An important follow-up question to ask:

- Is anything else in core using unserialize() or any other user input data we custom serialize? (either via json or php)

Together with chx & catch (Thank you very much both!) we discussed the SQL-injection here.

For those not familiar with the original patch:

+      $match_operator = !empty($selection_settings['match_operator']) ? $selection_settings['match_operator'] : 'CONTAINS';
+      $entity_labels = $handler->getReferenceableEntities($string, $match_operator, 10);

is the code that in the end can end with a SQL-injection attack.

The problem is that this code seems in no way database related, but in the end it ends up within a ->condition() call. (but you have to follow some layers to get there).
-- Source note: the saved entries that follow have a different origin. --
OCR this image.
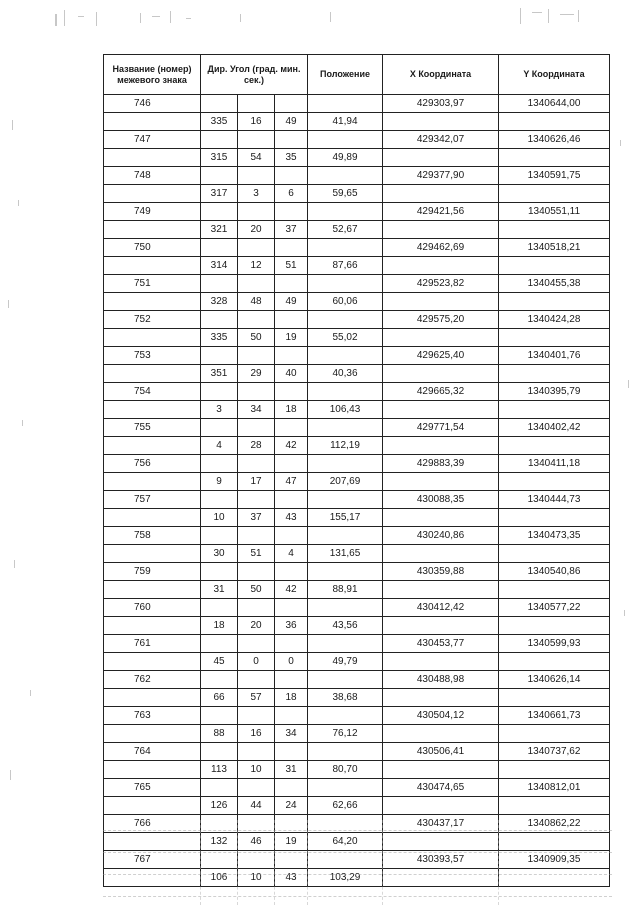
Название (номер) межевого знака	Дир. Угол (град. мин. сек.)			Положение	X Координата	Y Координата
746					429303,97	1340644,00
	335	16	49	41,94		
747					429342,07	1340626,46
	315	54	35	49,89		
748					429377,90	1340591,75
	317	3	6	59,65		
749					429421,56	1340551,11
	321	20	37	52,67		
750					429462,69	1340518,21
	314	12	51	87,66		
751					429523,82	1340455,38
	328	48	49	60,06		
752					429575,20	1340424,28
	335	50	19	55,02		
753					429625,40	1340401,76
	351	29	40	40,36		
754					429665,32	1340395,79
	3	34	18	106,43		
755					429771,54	1340402,42
	4	28	42	112,19		
756					429883,39	1340411,18
	9	17	47	207,69		
757					430088,35	1340444,73
	10	37	43	155,17		
758					430240,86	1340473,35
	30	51	4	131,65		
759					430359,88	1340540,86
	31	50	42	88,91		
760					430412,42	1340577,22
	18	20	36	43,56		
761					430453,77	1340599,93
	45	0	0	49,79		
762					430488,98	1340626,14
	66	57	18	38,68		
763					430504,12	1340661,73
	88	16	34	76,12		
764					430506,41	1340737,62
	113	10	31	80,70		
765					430474,65	1340812,01
	126	44	24	62,66		
766					430437,17	1340862,22
	132	46	19	64,20		
767					430393,57	1340909,35
	106	10	43	103,29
Also nothing in https://api.drupal.org/api/drupal/core%21lib%21Drupal%21Core%21Entity%21... warns you that match_operator MUST not be user input ...

Just put a JS form via bootstrap / other JS framework => ?operator=LIKE => use the $_GET parameter (yes, you should not but real life ...) => Possible SQL injection

=> Conclusion: Our SQL layer is still vulnerable.

Our consensus was to open at least an issue to discuss possibilities to either strip all whitespace or use a white list per database layer or a combination.

Will do so now ...

#2492967: SQL layer: $match_operator is vulnerable to injection attack is the new issue to harden the match operator.

Would it still be possible to get credited for reporting the SQLi (and potential info leak) via larowlan?

@Heine I've added you to the credits on this issue (i.e. the d.o storage) for now at least.